Eben noch Spekulation, jetzt schon Parlamentsmehrheit: Die Ausweitung des Rettungsschirms EFSF samt Hebel - mit den Stimmen der Opposition.

Da lächelt sie: Kanzlerin Merkel nach der Abstimmung. Bild: dapd

BERLIN taz | Christian Lindner witzelt um kurz nach halb zwölf in der Lobby des Bundestags mit einem Kameramann. "Schön, dann haben Sie ja meine Schokoladenseite", sagt der FDP-Generalsekretär und dreht sich noch etwas zur Scheinwerfer-Phalanx. Dann legt er los: Von Konzessionen, die die FDP habe machen müssen, könne keine Rede sein, schließlich werde ja gar kein Hebel beim Rettungsschirm beschlossen - sondern eine Versicherung.

Noch in der Rettungsschirm-Debatte im September hatte die FDP gegen genau das gewettert, was sie gestern beschloss. Doch eines muss man Lindner zugestehen: Er war nicht der einzige, der sich bei der Bundestagsdebatte über die Instrumente, die den 440 Milliarden Euro schweren Rettungsschirm auf Billionenbeträge aufstocken sollte, in semantische Feinheiten retten musste. Die Diskussion krankte an zwei Widersprüchen: Die Regierung begründete etwas, was sie bis Mitte vergangener Woche als Spekulation abtat. Und die Opposition mühte sich, sie vorzuführen, gleichzeitig aber zu begründen, warum ihre Zustimmung unvermeidbar sei.

Als Kanzlerin Angela Merkel den Plenarsaal betritt, ist eines ihrer ersten Ziele die Bank der SPD. Auch Guido Westerwelle schlendert wenig später hinüber und scherzt minutenlang mit Frank-Walter Steinmeier und Sigmar Gabriel. Wir sind uns einig, soll das ausdrücken, es nimmt die breite gemeinsame Mehrheit bei der Abstimmung am Nachmittag vorweg. Schließlich hatten sich die Fraktionen von Union, FDP, SPD und Grünen auf einen Entschließungsantrag geeinigt - nur die Linkspartei stimmte dagegen.

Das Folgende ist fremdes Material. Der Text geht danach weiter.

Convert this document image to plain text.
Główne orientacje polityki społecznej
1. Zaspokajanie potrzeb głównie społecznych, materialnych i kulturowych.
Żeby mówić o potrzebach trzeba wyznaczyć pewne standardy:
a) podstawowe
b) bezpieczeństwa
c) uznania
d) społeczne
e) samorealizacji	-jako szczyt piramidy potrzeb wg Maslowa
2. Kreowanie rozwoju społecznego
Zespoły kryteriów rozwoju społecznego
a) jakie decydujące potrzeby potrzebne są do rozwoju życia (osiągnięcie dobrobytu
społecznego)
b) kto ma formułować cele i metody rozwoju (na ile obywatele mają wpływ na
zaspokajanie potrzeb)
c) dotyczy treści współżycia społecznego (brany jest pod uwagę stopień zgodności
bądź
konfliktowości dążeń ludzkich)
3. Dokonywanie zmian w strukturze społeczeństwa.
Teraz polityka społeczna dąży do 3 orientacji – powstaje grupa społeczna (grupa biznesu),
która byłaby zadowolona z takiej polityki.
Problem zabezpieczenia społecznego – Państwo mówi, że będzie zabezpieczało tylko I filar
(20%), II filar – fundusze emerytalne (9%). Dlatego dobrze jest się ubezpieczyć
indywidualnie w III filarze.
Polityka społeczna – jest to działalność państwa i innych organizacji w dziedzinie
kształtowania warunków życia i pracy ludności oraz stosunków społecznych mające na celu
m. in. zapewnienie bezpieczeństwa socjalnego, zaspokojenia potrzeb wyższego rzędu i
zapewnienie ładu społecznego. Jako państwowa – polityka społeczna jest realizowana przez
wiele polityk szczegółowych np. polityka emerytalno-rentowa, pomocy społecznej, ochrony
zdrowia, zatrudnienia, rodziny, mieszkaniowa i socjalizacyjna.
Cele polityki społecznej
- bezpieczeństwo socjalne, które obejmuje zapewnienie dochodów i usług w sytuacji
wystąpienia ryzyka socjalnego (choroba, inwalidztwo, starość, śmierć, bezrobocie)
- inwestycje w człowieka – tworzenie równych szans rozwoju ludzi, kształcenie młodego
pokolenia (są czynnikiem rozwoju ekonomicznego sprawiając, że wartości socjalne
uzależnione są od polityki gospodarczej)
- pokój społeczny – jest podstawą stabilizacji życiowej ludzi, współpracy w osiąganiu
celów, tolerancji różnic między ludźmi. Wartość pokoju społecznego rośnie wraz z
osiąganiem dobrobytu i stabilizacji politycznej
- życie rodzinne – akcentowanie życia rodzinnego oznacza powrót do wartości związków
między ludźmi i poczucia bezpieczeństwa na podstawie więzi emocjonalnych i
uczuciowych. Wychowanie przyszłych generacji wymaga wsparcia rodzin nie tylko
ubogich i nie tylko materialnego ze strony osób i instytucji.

Ungewohnter Pathos von der Kanzlerin

Der erste Tagesordnungspunkt ist die Regierungserklärung Merkels. Sie braucht ein starkes Mandat, weil sie abends erneut zum Treffen der StaatschefInnen in Brüssel reist. Mit ungewohntem Pathos zeichnet sie ein dramatisches Bild von der aktuellen Krise. "Die Welt schaut darauf, ob wir bereit und fähig sind, in der Stunde der schwersten Krise Europas seit dem Ende des Zweiten Weltkriegs Verantwortung zu übernehmen."

Als sie zu dem viel diskutierten Hebel kommt, bleibt sie gewohnt nüchtern. Es habe ja eine "umfassende öffentliche Debatte" darüber gegeben, hebt Merkel an, welche Formen der Abschirmung möglichst effizient seien. Ob durch diese innerhalb der deutschen Haftung von 211 Milliarden mehr Geld ausgegeben werden müsse, könne niemand abschätzen, sagt sie. "Das Risiko, das wir mit der jetzt vorgeschlagenen Maximierung eingehen, ist vertretbar." Sie schiebt nach: "Und es wäre nicht vertretbar, es nicht einzugehen."

Darüber, dass ausgerechnet die Kanzlerin die "umfassende Debatte" hervorhebt, kann man sich dabei nicht genug wundern. Tat die Regierung doch in den vergangenen Wochen alles, um eine solche zu verhindern. Noch bei der Abstimmung über den Rettungsschirm Ende September hatte der FDP-Fraktionschef Hebelmodelle als "Unfug" bezeichnet, der Finanzminister als Spekulationen.

"Keine Carte blanche"

Frank-Walter Steinmeier pickt mit dem Zeigefinger in die Luft, als er einen Vergleich in die Runde ruft: Nach dem Struckschen Gesetz - das geflügelte Wort seines Vorgängers Peter Struck, das besagt, das kein Gesetz das Parlament so verlasse, wie es hineinkomme - gelte längst das Merkelsche Gesetz: "Je bestimmter Sie, Frau Kanzlerin, etwas ausschließen, desto sicherer kommt es am Ende doch." Mit Blick auf die September-Debatte hatte er ihr zuvor vorgeworfen, unehrlich mit dem Parlament umzugehen. Er zählt genüsslich die diversen Kehrtwendungen der Regierung in der Krise auf, er gibt mit nachgerade verblüffender Offenheit zu, die zweite Hebeloption im Entschließungsantrag nicht verstanden zu haben. "Deshalb erteilen wir Ihnen hier keine Carte blanche."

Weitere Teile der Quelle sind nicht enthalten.